In the past, Jeremy had investigated seven different ghostly apparitions; four had ended up in his October column. Some had been fairly ordinary—spectral visions that no one could scientifically document—but three had involved poltergeists, supposedly mischievous spirits that actually move objects or damage the surroundings. According to paranormal investigators—an oxymoron if Jeremy had ever heard one—poltergeists were generally drawn to a particular person instead of a place. In each instance that Jeremy had investigated, including those that were well documented in the media, fraud had been the cause of the mysterious events.

But the lights in Boone Creek were supposed to be different; apparently, they were predictable enough to enable the town to sponsor a Historic Homes and Haunted Cemetery Tour, during which, the brochure promised, people would see not only homes dating back to the mid-1700s but, weather permitting, “the anguished ancestors of our town on their nightly march between the netherworlds.”

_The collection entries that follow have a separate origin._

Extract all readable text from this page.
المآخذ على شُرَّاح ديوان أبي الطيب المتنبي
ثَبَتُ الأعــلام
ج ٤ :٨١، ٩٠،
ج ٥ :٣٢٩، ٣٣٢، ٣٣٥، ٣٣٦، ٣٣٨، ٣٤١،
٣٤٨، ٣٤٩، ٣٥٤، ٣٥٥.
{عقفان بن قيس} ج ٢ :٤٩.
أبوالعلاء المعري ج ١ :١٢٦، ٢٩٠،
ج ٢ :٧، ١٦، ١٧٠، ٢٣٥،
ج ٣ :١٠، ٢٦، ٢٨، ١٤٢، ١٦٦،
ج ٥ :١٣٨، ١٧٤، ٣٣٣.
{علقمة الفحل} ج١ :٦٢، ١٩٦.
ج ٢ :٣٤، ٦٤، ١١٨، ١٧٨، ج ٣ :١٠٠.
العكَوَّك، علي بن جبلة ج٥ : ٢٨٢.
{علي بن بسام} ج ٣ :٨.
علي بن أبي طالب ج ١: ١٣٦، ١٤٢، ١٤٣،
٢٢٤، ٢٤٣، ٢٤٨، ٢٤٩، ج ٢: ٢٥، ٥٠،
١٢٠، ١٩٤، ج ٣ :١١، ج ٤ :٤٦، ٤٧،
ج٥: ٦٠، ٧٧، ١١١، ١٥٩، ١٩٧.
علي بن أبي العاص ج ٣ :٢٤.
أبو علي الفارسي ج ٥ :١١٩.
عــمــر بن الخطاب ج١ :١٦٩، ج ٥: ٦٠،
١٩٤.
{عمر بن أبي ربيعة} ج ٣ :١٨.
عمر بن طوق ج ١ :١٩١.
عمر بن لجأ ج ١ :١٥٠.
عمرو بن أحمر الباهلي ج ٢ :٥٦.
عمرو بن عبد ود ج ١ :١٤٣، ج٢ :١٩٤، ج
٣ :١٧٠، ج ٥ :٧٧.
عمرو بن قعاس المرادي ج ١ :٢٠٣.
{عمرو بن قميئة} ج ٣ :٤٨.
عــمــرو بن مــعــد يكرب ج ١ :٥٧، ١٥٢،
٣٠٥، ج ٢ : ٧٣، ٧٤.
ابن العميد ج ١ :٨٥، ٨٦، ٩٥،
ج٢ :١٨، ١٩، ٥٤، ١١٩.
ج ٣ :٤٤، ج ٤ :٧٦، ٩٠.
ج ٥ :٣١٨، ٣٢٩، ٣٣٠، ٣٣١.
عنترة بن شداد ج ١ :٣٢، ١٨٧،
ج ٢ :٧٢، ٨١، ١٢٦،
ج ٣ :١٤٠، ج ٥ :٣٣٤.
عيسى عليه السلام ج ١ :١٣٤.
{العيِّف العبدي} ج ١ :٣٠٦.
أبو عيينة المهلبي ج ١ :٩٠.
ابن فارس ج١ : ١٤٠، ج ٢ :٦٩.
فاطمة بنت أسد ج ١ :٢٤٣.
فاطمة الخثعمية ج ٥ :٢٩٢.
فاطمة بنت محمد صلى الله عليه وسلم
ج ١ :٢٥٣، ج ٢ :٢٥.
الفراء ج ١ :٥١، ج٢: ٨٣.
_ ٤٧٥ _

The brochure, complete with pictures of the tidy town and melodramatic statements, had been sent to him along with the letter. As he drove, Jeremy recalled the letter.

Dear Mr. Marsh:

My name is Doris McClellan, and two years ago, I read your story in

Scientific American

about the poltergeist haunting Brenton Manor in Newport, Rhode Island. I thought about writing to you back then, but for whatever reason, I didn’t. I suppose it just slipped my mind, but with the way things are going in my town these days, I reckoned that it’s high time to tell you about it.

I don’t know if you’ve ever heard about the cemetery in Boone Creek, North Carolina, but legend has it that the cemetery is haunted by spirts of former slaves. In the winter—January through early February—blue lights seem to dance on the headstones whenever the fog rolls in. Some say they’re like strobe lights, others swear they’re the size of basketballs. I’ve seen them, too; to me, they look like sparkly disco balls. Anyway, last year, some folks from Duke University came to investigate; I think they were meteorologists or geologists or something. They, too, saw the lights, but they couldn’t explain them, and the local paper did a big story on the whole mystery. Maybe if you came down, you could make sense of what the lights really are.